The conventional principle in diagnosis of intracranial tuberculosis depends on a search for tuberculosis elsewhere in the body, a meticulous search for any peripheral lymphadenopathy, chest x-rays, sputum sampling for Ziehl-Neelsen staining, and ultrasound of the abdomen to look for any hepatosplenomegaly or the intraabdominal lymphadenopathy. If one or more of these are found to be positive, they can be taken as surrogate evidence favoring a diagnosis of intracranial tuberculoma [7].

To the best of our knowledge, this is the first case report of multiple brain tuberculomas described in a patient with trisomy 21. Trisomy 21 is a condition recognized to be associated with an increased risk of stroke, which in the majority of cases is secondary to cerebral embolism stemming from atrioventricular defects, right-to-left shunting, myocardial dysmotility, or valvular abnormalities. An increased proneness to meningitis and bacterial endocarditis also predisposes these patients to strokes [19]. More recently, it was suggested that strokes in trisomy 21 could also result from moyamoya disease, which is a cerebrovascular disorder characterized by progressive, noninflammatory, nonatherosclerotic occlusion of bilateral intracranial arteries [20].

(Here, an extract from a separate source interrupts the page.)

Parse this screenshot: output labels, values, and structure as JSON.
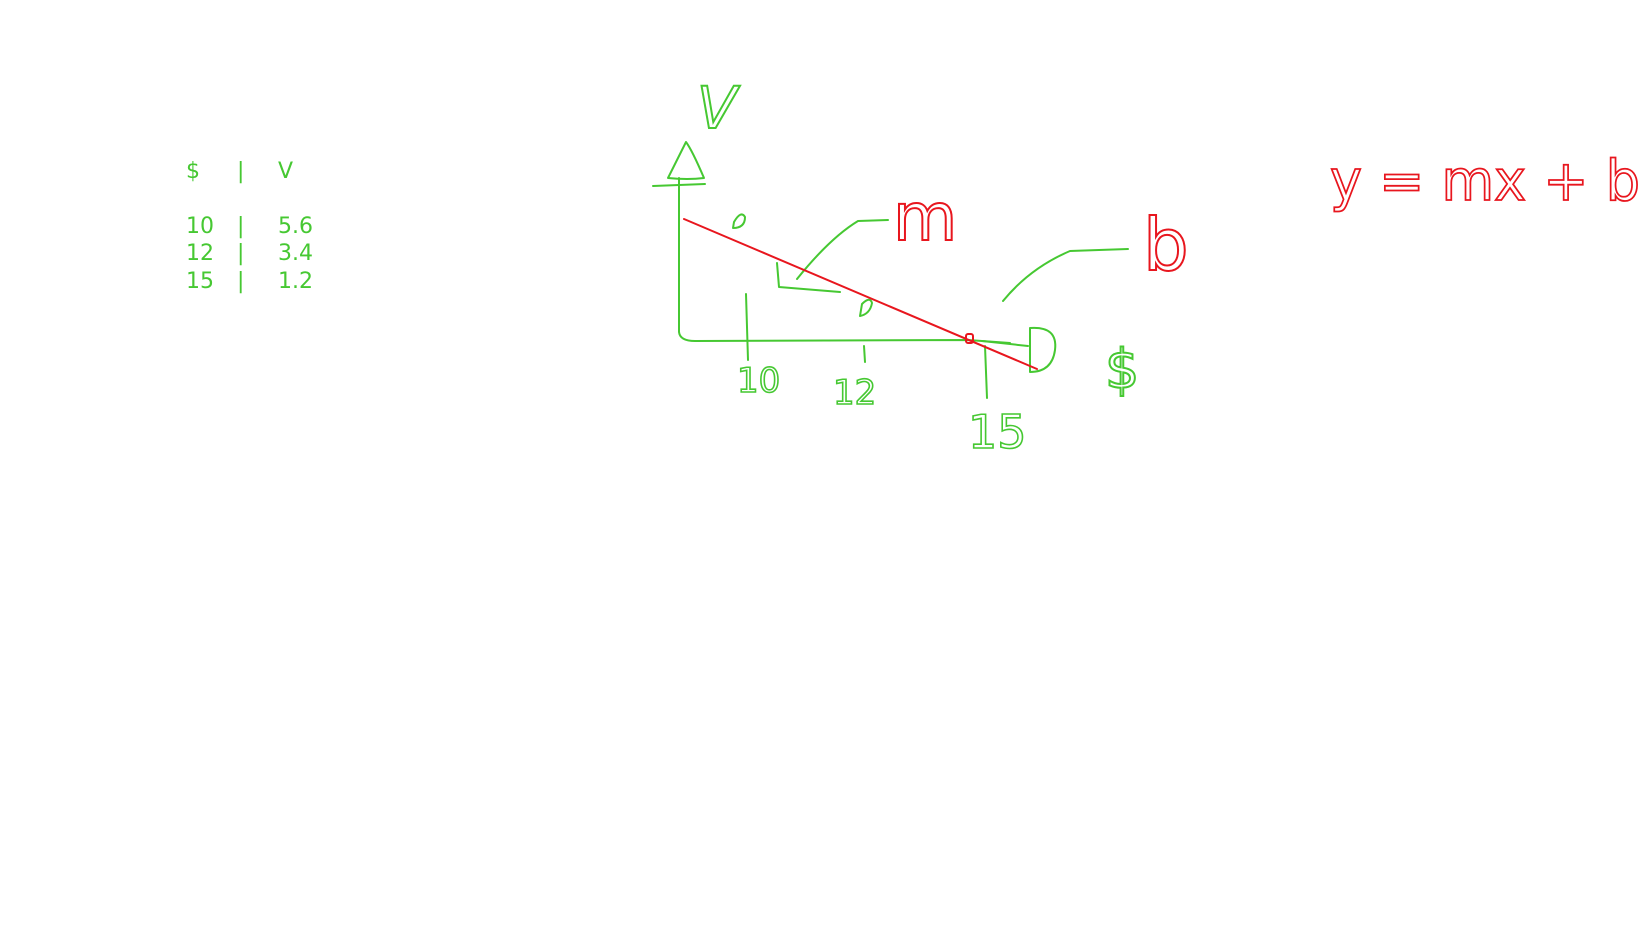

Medical therapy is currently the recommended treatment for CNS tuberculosis. The regimen of isoniazid, ethambutol, pyrazinamide, rifampicin, and steroids usually results in a decrease in size and complete resolution of the tuberculoma within 3 months [21]; nevertheless, much longer treatment, up to 3 years, may be required [22]. Our patient showed gradual improvement in his power and gait, but unfortunately he and his family were subsequently lost to follow-up, which is the situation in developing counties such as Sudan, where nonadherence and loss to follow-up among patients on antituberculosis treatment could be attributed to socioeconomic and behavioral factors such as lack of transportation, cost, lack of social support, poor communication, feeling better after a few weeks of treatment, and knowledge deficit about duration of treatment [23].

Surgical resection is indicated for lesions that cause increased intracranial pressure and severe neurological deficits [24]. Bhagwati and Parulekar reported on 31 children with tuberculomas, 5 of whom needed surgical intervention; in 4 of them, the diagnosis was uncertain, and the fifth had significant mass effect in spite of treatment [25].

Tuberculosis remains a public health problem with lethal CNS complications in developing countries. Patients with trisomy 21 show an increased risk for stroke, which is due to tuberculoma in exceptional cases such as our patient’s. Medical therapy with antituberculosis drugs and steroids can lead to complete resolution of tuberculomas, and surgery is reserved for selected cases. Our patient’s case emphasizes the need to consider tuberculomas in the differential diagnosis of children with neurological symptoms living in areas of high tuberculosis incidence.